For Gnani the world is like an illusion. Viewed from the absolute there's neither birth, nor life, nor death, neither appearance nor disappearance, neither production, nor destruction, neither bondage nor liberation.
There's none who works for freedom nor is there any who is liberated - this is the highest truth. The Gnani knows that there's neither unity nor plurality - the world is neither one nor many.
Just as a piece of rope is mistaken for a snake; the consciousness is mistaken as this diverse world. Duality is an appearance and the non-dual consciousness is the real truth.
The world is not different from the consciousness and the self is not different from self and self is not different from ultimate truth.
That the non-dual absolute appears as the diverse world is only an illusion. If it really became diverse then the immortal would become mortal. The dualist who seek to prove the origination of the unborn, by that very enterprise try to make the immortal, mortal.

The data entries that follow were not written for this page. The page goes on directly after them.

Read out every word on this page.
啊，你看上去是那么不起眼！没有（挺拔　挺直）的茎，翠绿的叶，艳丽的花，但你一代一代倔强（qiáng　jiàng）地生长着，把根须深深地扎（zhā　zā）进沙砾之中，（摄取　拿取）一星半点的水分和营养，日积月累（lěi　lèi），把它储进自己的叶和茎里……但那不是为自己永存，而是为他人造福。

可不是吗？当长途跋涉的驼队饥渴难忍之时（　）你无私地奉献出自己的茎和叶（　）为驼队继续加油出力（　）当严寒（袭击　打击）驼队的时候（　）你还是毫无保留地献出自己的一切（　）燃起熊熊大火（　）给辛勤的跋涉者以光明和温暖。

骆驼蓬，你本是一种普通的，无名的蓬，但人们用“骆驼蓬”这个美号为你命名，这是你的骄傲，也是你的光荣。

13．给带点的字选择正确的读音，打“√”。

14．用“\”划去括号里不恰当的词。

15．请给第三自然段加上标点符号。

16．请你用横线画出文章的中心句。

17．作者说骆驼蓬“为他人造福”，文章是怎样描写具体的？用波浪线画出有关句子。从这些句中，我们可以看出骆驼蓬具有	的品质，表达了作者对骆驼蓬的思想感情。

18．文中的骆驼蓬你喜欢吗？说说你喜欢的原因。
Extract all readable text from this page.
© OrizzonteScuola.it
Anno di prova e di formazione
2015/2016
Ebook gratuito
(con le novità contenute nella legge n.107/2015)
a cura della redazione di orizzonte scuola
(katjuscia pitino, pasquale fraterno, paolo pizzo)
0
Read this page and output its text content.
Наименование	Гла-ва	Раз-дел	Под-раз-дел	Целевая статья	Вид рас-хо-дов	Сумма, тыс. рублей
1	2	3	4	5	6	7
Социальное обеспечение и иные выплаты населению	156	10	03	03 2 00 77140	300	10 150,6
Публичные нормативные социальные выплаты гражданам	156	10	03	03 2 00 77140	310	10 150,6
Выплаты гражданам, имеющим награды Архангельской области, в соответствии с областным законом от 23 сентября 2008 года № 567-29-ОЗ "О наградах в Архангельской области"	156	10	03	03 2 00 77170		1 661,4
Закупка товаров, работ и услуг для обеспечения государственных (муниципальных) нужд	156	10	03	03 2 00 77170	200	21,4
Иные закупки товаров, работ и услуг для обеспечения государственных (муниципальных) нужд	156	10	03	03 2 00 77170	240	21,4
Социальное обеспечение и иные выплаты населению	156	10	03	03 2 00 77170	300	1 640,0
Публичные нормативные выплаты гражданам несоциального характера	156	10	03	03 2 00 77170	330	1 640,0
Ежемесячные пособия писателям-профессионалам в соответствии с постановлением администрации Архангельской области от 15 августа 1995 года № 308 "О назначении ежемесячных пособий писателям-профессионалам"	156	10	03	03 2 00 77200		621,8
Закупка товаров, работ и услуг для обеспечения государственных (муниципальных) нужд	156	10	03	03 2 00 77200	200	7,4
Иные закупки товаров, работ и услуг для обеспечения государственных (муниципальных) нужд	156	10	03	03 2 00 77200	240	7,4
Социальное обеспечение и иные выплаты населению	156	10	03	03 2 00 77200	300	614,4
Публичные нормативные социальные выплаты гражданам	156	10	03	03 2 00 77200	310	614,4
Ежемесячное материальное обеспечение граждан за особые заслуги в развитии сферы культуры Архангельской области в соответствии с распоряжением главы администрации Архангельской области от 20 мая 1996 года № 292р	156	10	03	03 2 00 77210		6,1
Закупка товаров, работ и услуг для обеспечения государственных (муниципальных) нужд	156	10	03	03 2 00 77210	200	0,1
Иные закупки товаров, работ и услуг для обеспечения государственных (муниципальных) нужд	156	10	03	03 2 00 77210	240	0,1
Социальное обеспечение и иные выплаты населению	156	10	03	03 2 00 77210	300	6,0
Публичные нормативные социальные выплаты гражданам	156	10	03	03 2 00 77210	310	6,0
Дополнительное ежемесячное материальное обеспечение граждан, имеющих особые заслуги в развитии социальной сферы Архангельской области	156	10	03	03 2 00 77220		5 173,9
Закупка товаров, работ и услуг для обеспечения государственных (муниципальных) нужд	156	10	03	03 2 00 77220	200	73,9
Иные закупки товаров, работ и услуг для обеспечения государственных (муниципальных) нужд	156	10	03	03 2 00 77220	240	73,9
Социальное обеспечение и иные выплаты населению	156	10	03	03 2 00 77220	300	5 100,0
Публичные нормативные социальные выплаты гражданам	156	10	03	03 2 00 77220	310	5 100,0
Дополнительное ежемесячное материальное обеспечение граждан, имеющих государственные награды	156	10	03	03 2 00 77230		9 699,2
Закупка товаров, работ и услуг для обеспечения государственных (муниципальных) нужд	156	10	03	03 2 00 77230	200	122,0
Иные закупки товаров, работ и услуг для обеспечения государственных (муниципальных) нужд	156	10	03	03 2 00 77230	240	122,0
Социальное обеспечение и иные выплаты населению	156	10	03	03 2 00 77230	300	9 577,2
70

Ultimate nature can never change - the immortal can never become mortal and vice versa. "There's no plurality in the true nature of the consciousness; "The consciousness appears to be many"; "those who are attached to creation or production or origination are in ignorance; "the unborn is never reborn, for who can produce it?".
RIG VEDA: - The famous utterance of Upanishad that Brahman cannot be attained by duality is in RV (5.12.2). The idea that Brahman cannot be attained by mere action or effort is in RV (8.70.3) and (5.48.5); Brahman cannot be approached by thought (RV.1.170.1 or Kena U., 1.3). [RV=RIG VEDA].